Не проговорив ни слова, Адриенна опускает глаза и уходит, и Шейла идет следом за ней.
Наступает тишина — она огромна, она все ширится, ширится. Фрэнк закрывает лицо руками. И тогда Джозеф понимает, что Фрэнк любит своих дочерей.
Фрэнк сидит молча. Его слезы капают на стол, стекая с ладоней, закрывающих ему лицо. Джозеф не сводит с него глаз. Слезы бегут с ладоней Фрэнка на запястья и капают с невыносимым, легким, легчайшим стуком на стол. Джозеф не знает, что сказать Фрэнку, и все же говорит:
— Сейчас не время плакать, старик. — И допивает пиво. Смотрит на Фрэнка. — Ну как, успокоился?
Фрэнк наконец отвечает ему:
— Да. Успокоился.
Джозеф говорит:
— Ложись спать, старик. Нам завтра вставать ни свет ни заря. Вечером я тебе позвоню. Ты меня понял?
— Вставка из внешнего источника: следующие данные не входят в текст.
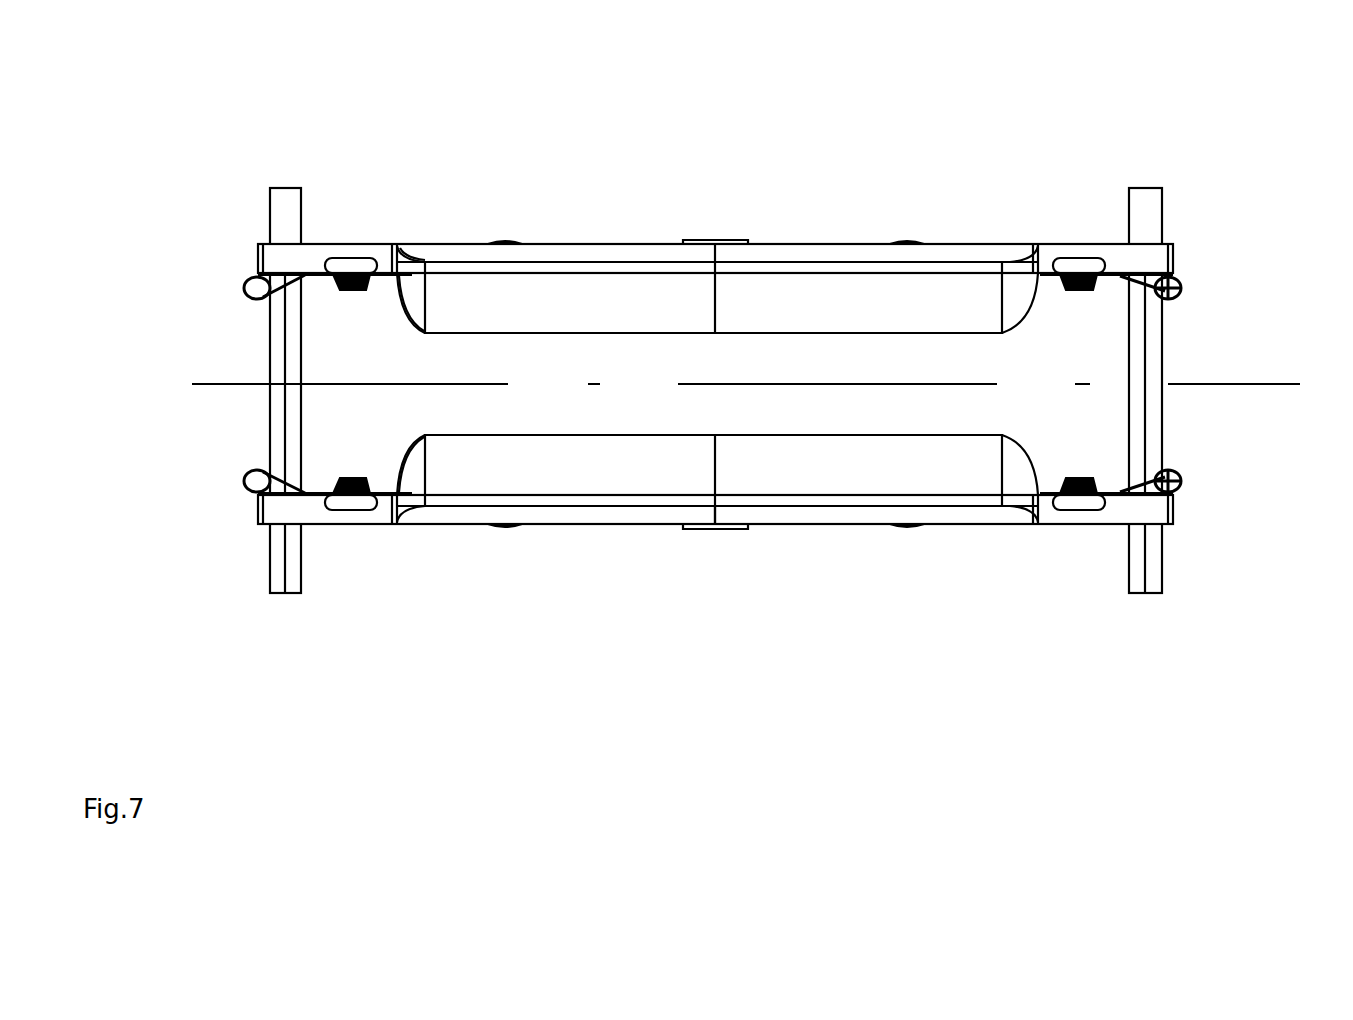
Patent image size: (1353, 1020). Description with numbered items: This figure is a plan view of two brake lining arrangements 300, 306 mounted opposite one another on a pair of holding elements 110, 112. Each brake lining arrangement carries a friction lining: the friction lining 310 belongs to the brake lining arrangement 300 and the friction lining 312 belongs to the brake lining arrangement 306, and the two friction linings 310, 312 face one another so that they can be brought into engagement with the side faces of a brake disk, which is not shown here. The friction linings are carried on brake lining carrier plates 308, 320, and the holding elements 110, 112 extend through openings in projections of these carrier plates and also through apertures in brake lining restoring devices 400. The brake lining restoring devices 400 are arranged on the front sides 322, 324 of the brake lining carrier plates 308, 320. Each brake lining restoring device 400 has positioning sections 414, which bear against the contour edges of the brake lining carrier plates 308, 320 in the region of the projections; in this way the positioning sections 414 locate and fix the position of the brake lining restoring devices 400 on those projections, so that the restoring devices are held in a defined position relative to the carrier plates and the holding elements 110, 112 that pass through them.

The holding element 110 is at (285, 200).
The holding element 112 is at (1147, 200).
The brake lining arrangement 300 is at (752, 582).
The brake lining arrangement 306 is at (660, 195).
The brake lining carrier plate 308 is at (526, 526).
The friction lining 310 is at (630, 450).
The friction lining 312 is at (548, 300).
The brake lining carrier plate 320 is at (478, 255).
The front side 322 is at (403, 465).
The front side 324 is at (395, 275).
The brake lining restoring device 400 is at (228, 296).
The positioning section 414 is at (360, 264).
— Да, — говорит Фрэнк. — Понял.
Когда Фонни узнает, что судебный процесс отложен и почему он отложен, узнает, какое действие может оказать несчастье, случившееся с Викторией, на то, что случилось с ним самим, — говорю ему об этом я, — в нем происходит нечто очень странное, нечто просто удивительное. Он не то что теряет надежду, он перестает цепляться за нее.
— Ну что ж, ладно. — Вот все, что он говорит.
Я будто впервые вижу его широкие скулы, и это, наверно, так и есть, потому что он сильно похудел. Фонни смотрит на меня, смотрит мне в душу. Глаза у него огромные, глубокие, черные-пречерные. Мне становится и легко, и страшно. Он сдвинулся с мертвой точки, он отошел — не далеко, но все-таки отошел куда-то. Он там, где меня нет.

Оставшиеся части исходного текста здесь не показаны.